Xylazine

Name: Xylazine

Trade Name(s): Rompun, Anased, Xylazine HCl Injection

Preparation: Sterile injectable liquid packaged in 20 ml vials with a concentration of 20 mg/ml, or 50 ml vials with a concentration of 100 mg/ml.

Description: Xylazine is an alpha-2-adrenergic agonist sedative with analgesic properties.

Availability: Xylazine is a prescription drug.

Indications: Used alone for short minor manipulations or minor surgical procedures.  See below for use in combination with other drugs for anesthesia.

Dosage: Consult the laboratory animal veterinarian.

Routes of administration: Intramuscular, subcutaneous, or intravenous

Duration of action: Sedation lasts a few hours; the analgesia is of shorter duration.  ROMPUN is a potent sedative and analgesic as well as a muscle relaxant. Its sedative and analgesic activity is related to central nervous system depression.

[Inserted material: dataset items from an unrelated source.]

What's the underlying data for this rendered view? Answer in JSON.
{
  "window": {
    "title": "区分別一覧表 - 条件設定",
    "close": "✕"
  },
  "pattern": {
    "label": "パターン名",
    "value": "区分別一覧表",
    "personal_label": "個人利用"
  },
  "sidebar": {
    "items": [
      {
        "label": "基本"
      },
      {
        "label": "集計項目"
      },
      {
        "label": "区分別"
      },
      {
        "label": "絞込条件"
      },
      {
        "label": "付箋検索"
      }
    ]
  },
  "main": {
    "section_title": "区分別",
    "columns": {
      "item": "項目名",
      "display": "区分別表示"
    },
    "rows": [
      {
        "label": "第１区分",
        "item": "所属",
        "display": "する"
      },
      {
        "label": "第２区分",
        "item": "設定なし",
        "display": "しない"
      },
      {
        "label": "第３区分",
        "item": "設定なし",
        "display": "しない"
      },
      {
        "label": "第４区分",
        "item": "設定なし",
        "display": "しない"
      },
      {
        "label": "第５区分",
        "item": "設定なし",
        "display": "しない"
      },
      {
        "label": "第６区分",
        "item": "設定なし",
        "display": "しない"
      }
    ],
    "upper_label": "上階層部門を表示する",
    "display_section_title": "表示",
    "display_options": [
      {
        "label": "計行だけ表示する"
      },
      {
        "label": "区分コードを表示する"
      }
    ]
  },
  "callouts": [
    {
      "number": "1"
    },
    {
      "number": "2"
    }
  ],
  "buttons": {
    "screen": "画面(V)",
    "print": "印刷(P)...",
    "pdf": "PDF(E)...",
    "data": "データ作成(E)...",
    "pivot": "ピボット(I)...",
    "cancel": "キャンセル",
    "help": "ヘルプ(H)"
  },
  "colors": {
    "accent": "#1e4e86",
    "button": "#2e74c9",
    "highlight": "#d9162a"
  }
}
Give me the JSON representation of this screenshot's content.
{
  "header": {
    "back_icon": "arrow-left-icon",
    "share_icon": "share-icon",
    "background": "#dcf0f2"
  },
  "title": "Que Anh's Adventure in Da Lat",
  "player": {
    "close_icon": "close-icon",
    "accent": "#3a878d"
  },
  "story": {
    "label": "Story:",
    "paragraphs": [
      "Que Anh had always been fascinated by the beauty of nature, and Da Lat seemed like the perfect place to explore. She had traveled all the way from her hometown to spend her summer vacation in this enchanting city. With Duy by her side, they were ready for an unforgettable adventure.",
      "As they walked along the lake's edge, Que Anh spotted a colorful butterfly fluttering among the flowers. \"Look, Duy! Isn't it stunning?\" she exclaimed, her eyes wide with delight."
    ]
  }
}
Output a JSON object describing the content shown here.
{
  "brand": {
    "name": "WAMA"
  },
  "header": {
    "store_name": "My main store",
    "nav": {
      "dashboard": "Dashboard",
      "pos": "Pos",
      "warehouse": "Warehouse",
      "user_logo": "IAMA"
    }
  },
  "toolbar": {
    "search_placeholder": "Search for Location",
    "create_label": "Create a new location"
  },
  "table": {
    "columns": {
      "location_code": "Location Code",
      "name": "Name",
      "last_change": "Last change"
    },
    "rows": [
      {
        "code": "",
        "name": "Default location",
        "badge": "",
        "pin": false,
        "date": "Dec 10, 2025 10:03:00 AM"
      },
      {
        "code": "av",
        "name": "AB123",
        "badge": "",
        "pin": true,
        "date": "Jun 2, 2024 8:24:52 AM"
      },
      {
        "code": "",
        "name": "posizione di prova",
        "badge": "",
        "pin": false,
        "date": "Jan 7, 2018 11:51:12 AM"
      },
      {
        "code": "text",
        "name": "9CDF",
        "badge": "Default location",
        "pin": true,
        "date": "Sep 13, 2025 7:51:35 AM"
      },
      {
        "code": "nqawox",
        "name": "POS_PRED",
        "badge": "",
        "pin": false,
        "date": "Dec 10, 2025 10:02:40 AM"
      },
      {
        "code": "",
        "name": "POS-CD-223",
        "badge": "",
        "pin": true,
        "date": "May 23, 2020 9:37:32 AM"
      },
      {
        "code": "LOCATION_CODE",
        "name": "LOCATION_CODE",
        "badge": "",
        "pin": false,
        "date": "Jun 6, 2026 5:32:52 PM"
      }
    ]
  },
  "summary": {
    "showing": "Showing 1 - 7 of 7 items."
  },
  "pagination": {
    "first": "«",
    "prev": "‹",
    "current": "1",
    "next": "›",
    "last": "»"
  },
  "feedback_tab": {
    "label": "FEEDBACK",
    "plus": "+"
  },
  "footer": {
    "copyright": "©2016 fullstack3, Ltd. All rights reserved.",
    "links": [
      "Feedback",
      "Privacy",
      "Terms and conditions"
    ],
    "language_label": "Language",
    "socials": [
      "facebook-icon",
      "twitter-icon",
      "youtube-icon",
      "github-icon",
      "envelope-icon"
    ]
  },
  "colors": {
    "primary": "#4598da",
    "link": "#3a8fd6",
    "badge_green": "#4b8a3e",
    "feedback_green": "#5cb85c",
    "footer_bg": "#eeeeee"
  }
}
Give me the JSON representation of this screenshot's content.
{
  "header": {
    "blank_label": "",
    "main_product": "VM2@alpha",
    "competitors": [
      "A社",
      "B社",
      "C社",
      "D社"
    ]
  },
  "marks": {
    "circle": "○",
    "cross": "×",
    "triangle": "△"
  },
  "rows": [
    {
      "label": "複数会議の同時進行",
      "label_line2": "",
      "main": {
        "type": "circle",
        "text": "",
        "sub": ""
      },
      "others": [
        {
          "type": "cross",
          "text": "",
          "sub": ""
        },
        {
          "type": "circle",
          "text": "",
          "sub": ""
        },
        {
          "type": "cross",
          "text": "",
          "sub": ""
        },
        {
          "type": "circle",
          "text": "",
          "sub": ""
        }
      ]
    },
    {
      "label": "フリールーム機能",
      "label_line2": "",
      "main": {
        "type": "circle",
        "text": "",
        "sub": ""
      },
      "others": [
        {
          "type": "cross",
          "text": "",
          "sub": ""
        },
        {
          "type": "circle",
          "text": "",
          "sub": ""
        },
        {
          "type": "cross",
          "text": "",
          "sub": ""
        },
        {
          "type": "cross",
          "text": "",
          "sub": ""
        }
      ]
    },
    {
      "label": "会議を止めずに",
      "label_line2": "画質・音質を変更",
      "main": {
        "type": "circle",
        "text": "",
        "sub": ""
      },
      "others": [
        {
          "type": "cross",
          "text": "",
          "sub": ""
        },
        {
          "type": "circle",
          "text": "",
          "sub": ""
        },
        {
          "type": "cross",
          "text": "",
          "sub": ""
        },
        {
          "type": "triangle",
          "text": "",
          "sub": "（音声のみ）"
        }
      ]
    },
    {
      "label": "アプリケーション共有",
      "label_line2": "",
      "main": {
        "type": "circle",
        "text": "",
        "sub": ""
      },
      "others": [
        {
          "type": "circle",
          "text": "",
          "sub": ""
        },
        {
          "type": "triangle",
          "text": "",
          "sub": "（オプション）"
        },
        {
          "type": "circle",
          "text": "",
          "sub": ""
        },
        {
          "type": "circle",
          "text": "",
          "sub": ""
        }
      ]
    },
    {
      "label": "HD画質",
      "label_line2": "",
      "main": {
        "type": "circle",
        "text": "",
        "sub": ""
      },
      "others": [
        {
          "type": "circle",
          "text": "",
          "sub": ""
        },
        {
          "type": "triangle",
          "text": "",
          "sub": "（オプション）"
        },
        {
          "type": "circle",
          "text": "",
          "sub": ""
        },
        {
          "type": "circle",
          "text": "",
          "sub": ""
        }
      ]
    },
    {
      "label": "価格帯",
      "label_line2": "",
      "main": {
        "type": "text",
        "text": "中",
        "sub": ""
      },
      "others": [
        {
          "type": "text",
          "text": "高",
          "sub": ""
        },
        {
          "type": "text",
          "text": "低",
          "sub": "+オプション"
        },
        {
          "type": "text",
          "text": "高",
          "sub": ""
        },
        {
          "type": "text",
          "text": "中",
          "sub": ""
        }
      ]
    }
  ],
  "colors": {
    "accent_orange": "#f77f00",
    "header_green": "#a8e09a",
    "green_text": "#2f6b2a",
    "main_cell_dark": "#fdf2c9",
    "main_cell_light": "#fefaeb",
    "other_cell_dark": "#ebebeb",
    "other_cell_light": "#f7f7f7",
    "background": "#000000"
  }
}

Its muscle-relaxant effect is based on inhibition of the intraneural transmission of impulses In the central nervous system.  Sedation develops within 10-15 minutes after intramuscular injection and within 3-5 minutes following intravenous administration.

Mechanism of analgesic action: Xylazine is an alpha-2-adrenergic agonist sedative with analgesic properties.  Its sedative properties relate to central nervous system depression.  The muscle ­relaxant properties relate to inhibition of the Intraneural transmission of Impulses In the central nervous system.

Clinical pharmacology: The sedation and muscle relaxation produce a sleep-like state, with decreased respiratory and heart rates.  There is significant depression of respiration and heart rate.  The decrease in heart rate is related to a transient change in conductivity of cardiac muscle due to a partial atrioventricular block.

Physiological effects:

         Cardiovascular: Significant depession of heart rate

         Respiratory: Significant respiratory depression

Drug Interactions: Should not be used in combination with other tranquilisers.  There are additive effects when used in combination with anesthetics or analgesics and then required doses would be lower.

Notes: In dogs and cats vomiting may occur soon after administration of xylazine.

References:

Compendium of Veterinary Products, 6th Ed.  1999.  Canadian Animal Health Institute. North American Compendiums, Hensall, Ontario

Pain Management in Animals.  2000  Flecknell P and Waterman-Pearson A (eds). WB Saunders, London  184pp

Laboratory Animal Anesthesia.  1996.  Flecknell P.  Academic Press, London.  274 pp.